On March 12, 1943, Harvey and actress Judith Parrish, who played Mildred Pringle in Kiss and Tell, were married at the courthouse in Roxbury, Massachusetts, while in Boston for the pre-Broadway engagement, which was announced in the New York Times on March 24. They had one child, Johanna Harvey Johnson (born February 6, 1944, in Los Angeles).

With his success in the Earhart role, Harvey was signed to a motion picture contract by 20th Century Fox. After the Saturday night performance of Kiss and Tell, June 12, 1943, he and his wife, Parrish, left the cast and he returned to California.

==Motion pictures==
At 20th Century Fox, Harvey played the role as Ted Warren in the musical/romance Four Jills in a Jeep (1944) opposite Kay Francis, Carole Landis, Martha Raye and Mitzi Mayfair, who played themselves in a re-enactment of the four actresses USO tour of Europe and North Africa during World War II. He also played the role as a naval hero, Tommy Dooley, opposite Betty Grable in the musical/romance Pin Up Girl (1944), in which he woos and wins the blonde star.

He and Parrish then co-starred in the stage farce Petticoat Fever (1944) at the Musart Theatre in Los Angeles. Tickets for the comedy/romance went on sale on September 5, and the show opened on September 12. Harvey's role was as the radio operator, Dascom Dinsmore, who rescues crash victims, roles headed by Parrish and Arthur Gould-Porter, after their plane goes down in the cold wastes of Labrador.

The Los Angeles Times of October 14, 1944, ran a piece titled Two Showings, which reads, "Petticoat Fever, now in its fifth week with John Harvey and Judith Parrish in the starring roles, will be presented at a matinee performance tomorrow in addition to the evening show at the Musart Theater." Another Times article, of October 15, is titled Harvey Gains Status of Idol, and reads:

"John Harvey, the Dascom Dinsmore of the comedy hit, "Petticoat Fever," at the Musart Theater, is becoming something of a matinee idol to feminine playgoers.

Harvey is experienced on both stage and screen. He appeared 108 weeks in Manhattan in the footlight farce, "Kiss and Tell," later coming to Hollywood and 20th Century-Fox."

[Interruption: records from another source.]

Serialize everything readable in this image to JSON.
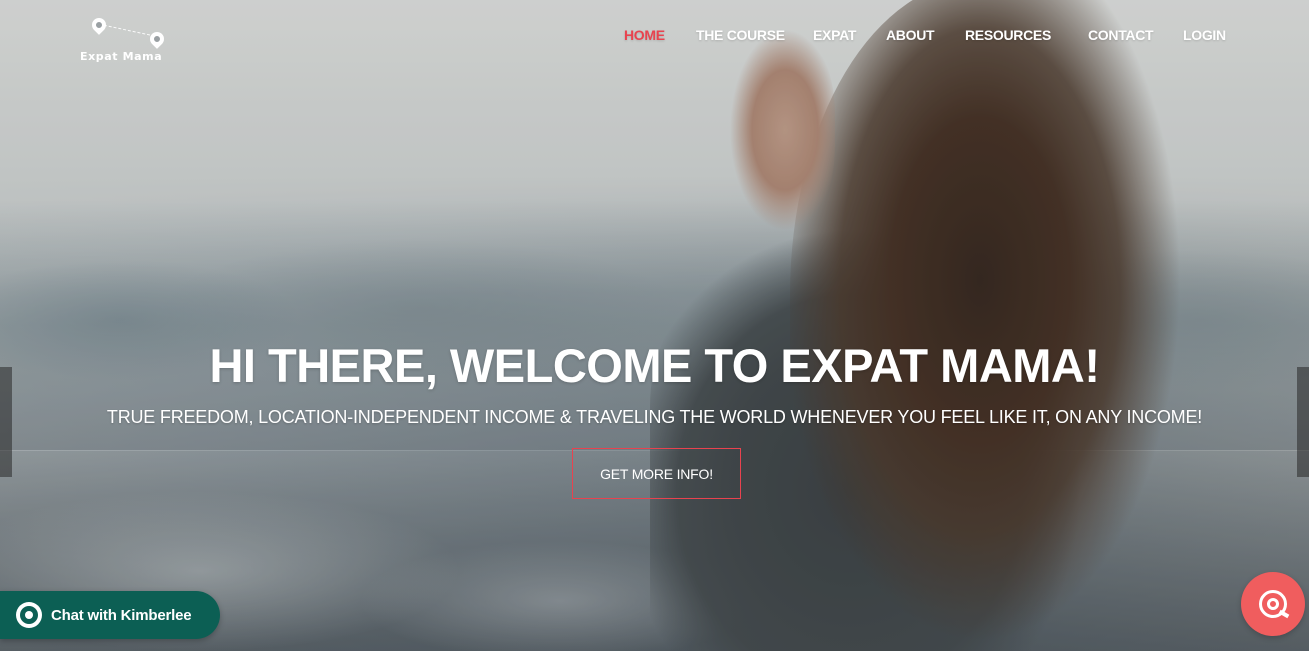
{
  "logo": {
    "text": "Expat Mama"
  },
  "nav": {
    "items": [
      {
        "label": "HOME",
        "active": true
      },
      {
        "label": "THE COURSE",
        "active": false
      },
      {
        "label": "EXPAT",
        "active": false
      },
      {
        "label": "ABOUT",
        "active": false
      },
      {
        "label": "RESOURCES",
        "active": false
      },
      {
        "label": "CONTACT",
        "active": false
      },
      {
        "label": "LOGIN",
        "active": false
      }
    ]
  },
  "hero": {
    "title": "HI THERE, WELCOME TO EXPAT MAMA!",
    "subtitle": "TRUE FREEDOM, LOCATION-INDEPENDENT INCOME & TRAVELING THE WORLD WHENEVER YOU FEEL LIKE IT, ON ANY INCOME!",
    "cta_label": "GET MORE INFO!"
  },
  "chat": {
    "label": "Chat with Kimberlee",
    "icon": "whatsapp-icon"
  },
  "support": {
    "icon": "support-bubble-icon"
  },
  "colors": {
    "accent": "#e8434f",
    "chat_bg": "#0c5f54",
    "support_bg": "#f05d5e"
  }
}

When Petticoat Fever closed, Harvey played the role as Burns in the 20th Century Fox crime/mystery The Spider (1945), a rehash of the plot from The Maltese Falcon, opposite Richard Conte and Faye Marlowe. He then received his release from the studio.

==Television==
Besides stage and screen work, Harvey made his debut television appearance in WNBT's comedy TV movie The First Year (1946). He then made another appearance on the Broadway stage in the role as Glenn Stewart in a brief run of the comedy Open House (1947) at the Cort Theatre, with Mary Boland. He played the role as Adam in a TV episode of The Chevrolet Tele-Theatre (1948), which was titled Whistle, Daughter, Whistle.

Harvey and Parrish starred as insurance salesman George Payne and his screwball wife, Laraine Payne, in the DuMont Television Network's domestic sitcom The Growing Paynes during the 1948/1949 season. They left the series in 1949 and were replaced by another Mr. and Mrs. Payne.

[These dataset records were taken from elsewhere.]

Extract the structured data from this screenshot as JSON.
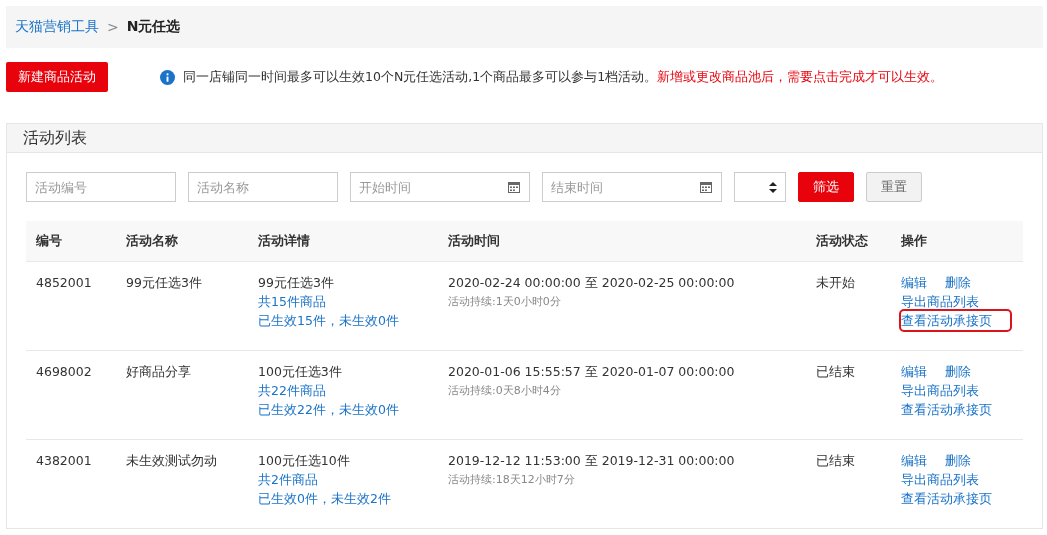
{
  "breadcrumb": {
    "parent": "天猫营销工具",
    "separator": ">",
    "current": "N元任选"
  },
  "new_button": "新建商品活动",
  "notice": {
    "text": "同一店铺同一时间最多可以生效10个N元任选活动,1个商品最多可以参与1档活动。",
    "warning": "新增或更改商品池后，需要点击完成才可以生效。"
  },
  "panel_title": "活动列表",
  "filters": [
    {
      "kind": "text",
      "placeholder": "活动编号"
    },
    {
      "kind": "text",
      "placeholder": "活动名称"
    },
    {
      "kind": "date",
      "placeholder": "开始时间"
    },
    {
      "kind": "date",
      "placeholder": "结束时间"
    },
    {
      "kind": "select"
    }
  ],
  "filter_button": "筛选",
  "reset_button": "重置",
  "columns": [
    "编号",
    "活动名称",
    "活动详情",
    "活动时间",
    "活动状态",
    "操作"
  ],
  "rows": [
    {
      "id": "4852001",
      "name": "99元任选3件",
      "detail": "99元任选3件",
      "count": "共15件商品",
      "effect": "已生效15件，未生效0件",
      "time": "2020-02-24 00:00:00 至 2020-02-25 00:00:00",
      "duration": "活动持续:1天0小时0分",
      "status": "未开始",
      "actions": [
        {
          "label": "编辑",
          "highlighted": false
        },
        {
          "label": "删除",
          "highlighted": false
        },
        {
          "label": "导出商品列表",
          "highlighted": false
        },
        {
          "label": "查看活动承接页",
          "highlighted": true
        }
      ]
    },
    {
      "id": "4698002",
      "name": "好商品分享",
      "detail": "100元任选3件",
      "count": "共22件商品",
      "effect": "已生效22件，未生效0件",
      "time": "2020-01-06 15:55:57 至 2020-01-07 00:00:00",
      "duration": "活动持续:0天8小时4分",
      "status": "已结束",
      "actions": [
        {
          "label": "编辑",
          "highlighted": false
        },
        {
          "label": "删除",
          "highlighted": false
        },
        {
          "label": "导出商品列表",
          "highlighted": false
        },
        {
          "label": "查看活动承接页",
          "highlighted": false
        }
      ]
    },
    {
      "id": "4382001",
      "name": "未生效测试勿动",
      "detail": "100元任选10件",
      "count": "共2件商品",
      "effect": "已生效0件，未生效2件",
      "time": "2019-12-12 11:53:00 至 2019-12-31 00:00:00",
      "duration": "活动持续:18天12小时7分",
      "status": "已结束",
      "actions": [
        {
          "label": "编辑",
          "highlighted": false
        },
        {
          "label": "删除",
          "highlighted": false
        },
        {
          "label": "导出商品列表",
          "highlighted": false
        },
        {
          "label": "查看活动承接页",
          "highlighted": false
        }
      ]
    }
  ]
}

Also in 1949, Harvey made guest appearances in the NBC Presents episode A Husband's Rights and the Kraft Television Theatre episode Little Brown Jug. He appeared in the role as Terry Cook in the Martin Kane, Private Eye episode A Jockey Is Murdered (1951) and appeared in the Robert Montgomery Presents episode Eva? Caroline? (1952).

==Later career==
Harvey was one of the first actors to experience the need for a television union. In 1949, he suggested that the 4A's create the Television Authority (TvA), a regulatory agency with representation from all seven unions. He was elected to the national board of TvA and served as chairman of its wages and working-conditions committee and its agents committee.

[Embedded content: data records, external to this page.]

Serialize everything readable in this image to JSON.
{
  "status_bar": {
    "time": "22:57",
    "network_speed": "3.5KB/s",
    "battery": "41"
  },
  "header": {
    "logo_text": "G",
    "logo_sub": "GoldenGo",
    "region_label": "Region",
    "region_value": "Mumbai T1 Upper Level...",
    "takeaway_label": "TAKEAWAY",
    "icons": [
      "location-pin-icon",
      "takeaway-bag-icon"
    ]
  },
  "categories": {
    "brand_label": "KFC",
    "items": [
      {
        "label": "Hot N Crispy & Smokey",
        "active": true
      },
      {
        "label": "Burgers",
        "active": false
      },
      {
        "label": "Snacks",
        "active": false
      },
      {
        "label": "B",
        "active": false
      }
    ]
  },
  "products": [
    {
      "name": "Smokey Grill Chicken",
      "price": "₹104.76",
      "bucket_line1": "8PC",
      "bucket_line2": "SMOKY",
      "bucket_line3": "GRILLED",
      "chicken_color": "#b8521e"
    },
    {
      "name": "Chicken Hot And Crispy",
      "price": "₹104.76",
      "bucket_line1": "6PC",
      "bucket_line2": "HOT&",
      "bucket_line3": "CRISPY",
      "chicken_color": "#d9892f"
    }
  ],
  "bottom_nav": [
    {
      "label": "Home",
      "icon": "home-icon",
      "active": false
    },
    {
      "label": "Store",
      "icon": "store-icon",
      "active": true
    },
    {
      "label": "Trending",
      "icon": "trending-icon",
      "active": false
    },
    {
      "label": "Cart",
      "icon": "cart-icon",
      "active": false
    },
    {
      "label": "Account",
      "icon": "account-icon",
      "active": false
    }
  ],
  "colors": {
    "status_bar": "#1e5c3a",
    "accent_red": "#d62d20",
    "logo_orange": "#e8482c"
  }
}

He became an actors' agent in 1954. In 1964, he began serving as treasurer of Theatrical Artists Representatives, a group of agents affiliated with Actors' Equity. Harvey was head of United Talent, Inc., at the time of his death. He and Parrish, who also worked as an agent at United Talent, lived at 11 Riverside Drive in New York City.

John Harvey died at age 53 of an apparent heart attack on Christmas Day, 1970, in New York.